Oswald and his date go to a refreshment stand to order ice cream sodas. Upon receiving their beverages, the pit bull shows up again, takes Oswald's drink, and consumes it. The girl beagle doesn't drink hers but instead pours the stuff in the pit bull's hat without the latter noticing. As the big dog puts on the hat and gets covered in a creamy mess, the two little tourists immediately move to another location.

After spending a few moments at the punch pad game which the pit bull got smashed by the machine on his head making the pit bull to feel dazed, Oswald and the girl beagle decide to have a ride. They select a bizarre one operated by a marsupial. The girl beagle is the first to go as the marsupial launches her high in the air where she lands and slides onto a series of animals. In the end, however, she is nabbed by the pit bull. Oswald comes to her assistance by picking up a bow and shooting arrows at the pit bull's back. Due to this, the large dog drops the girl beagle and sets sights on the rabbit.

Running from the pit bull, Oswald climbs and crawls through a small hole in the fence. The large dog attempts to get through too, only to get stuck halfway. The rabbit then draws a picture of a rat on the pit bull's rear, attracting a stray cat and then a hound, both of which go in a mauling fashion. Eventually, the pit bull is able to get out of the situation and continues pursuing Oswald.

Oswald, still on the run, enters a gate to the backyard of a house. Instead of going in also, the pit bull peeks through one of the windows.
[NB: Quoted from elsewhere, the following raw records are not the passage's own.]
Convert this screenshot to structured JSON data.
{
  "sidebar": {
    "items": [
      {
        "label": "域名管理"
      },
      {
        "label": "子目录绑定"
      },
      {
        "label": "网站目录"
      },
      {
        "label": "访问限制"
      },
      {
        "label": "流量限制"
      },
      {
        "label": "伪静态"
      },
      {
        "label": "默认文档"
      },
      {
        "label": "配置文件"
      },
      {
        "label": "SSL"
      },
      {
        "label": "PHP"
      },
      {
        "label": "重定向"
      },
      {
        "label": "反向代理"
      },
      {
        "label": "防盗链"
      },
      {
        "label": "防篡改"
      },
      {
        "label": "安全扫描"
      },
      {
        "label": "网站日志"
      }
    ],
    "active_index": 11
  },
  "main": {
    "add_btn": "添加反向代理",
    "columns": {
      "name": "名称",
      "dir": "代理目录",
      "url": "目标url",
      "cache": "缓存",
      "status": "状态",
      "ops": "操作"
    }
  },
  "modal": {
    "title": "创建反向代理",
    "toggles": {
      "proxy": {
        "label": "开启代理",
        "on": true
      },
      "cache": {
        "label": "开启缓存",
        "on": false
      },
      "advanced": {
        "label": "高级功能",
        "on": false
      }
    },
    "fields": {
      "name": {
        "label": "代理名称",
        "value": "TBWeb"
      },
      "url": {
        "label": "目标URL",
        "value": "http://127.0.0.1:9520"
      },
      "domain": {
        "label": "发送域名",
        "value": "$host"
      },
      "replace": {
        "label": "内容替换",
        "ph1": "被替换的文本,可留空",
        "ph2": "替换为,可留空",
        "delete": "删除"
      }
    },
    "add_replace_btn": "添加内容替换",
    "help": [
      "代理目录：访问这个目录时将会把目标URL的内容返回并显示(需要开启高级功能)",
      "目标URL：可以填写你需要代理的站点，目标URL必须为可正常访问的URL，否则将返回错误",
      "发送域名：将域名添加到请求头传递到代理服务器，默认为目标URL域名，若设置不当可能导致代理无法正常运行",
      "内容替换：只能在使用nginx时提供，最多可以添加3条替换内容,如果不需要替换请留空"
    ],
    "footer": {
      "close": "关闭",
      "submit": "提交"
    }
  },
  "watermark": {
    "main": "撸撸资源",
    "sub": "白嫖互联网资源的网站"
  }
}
While his pursuer is still looking in, Oswald appears in front of the house from a distance and throws a stick at the other window, breaking the glass. The disturbed homeowner opens the door in the blink of an eye, therefore smashing the pit bull between it and the front wall. Oswald writes a "welcome" message on the flattened dog before placing the latter in front of the door. The girl beagle then shows up in the vicinity, happily calling Oswald. She and the rabbit go to celebrate things with a kiss.

==Availability==
The short is available on The Woody Woodpecker and Friends Classic Cartoon Collection: Volume 2 DVD box set.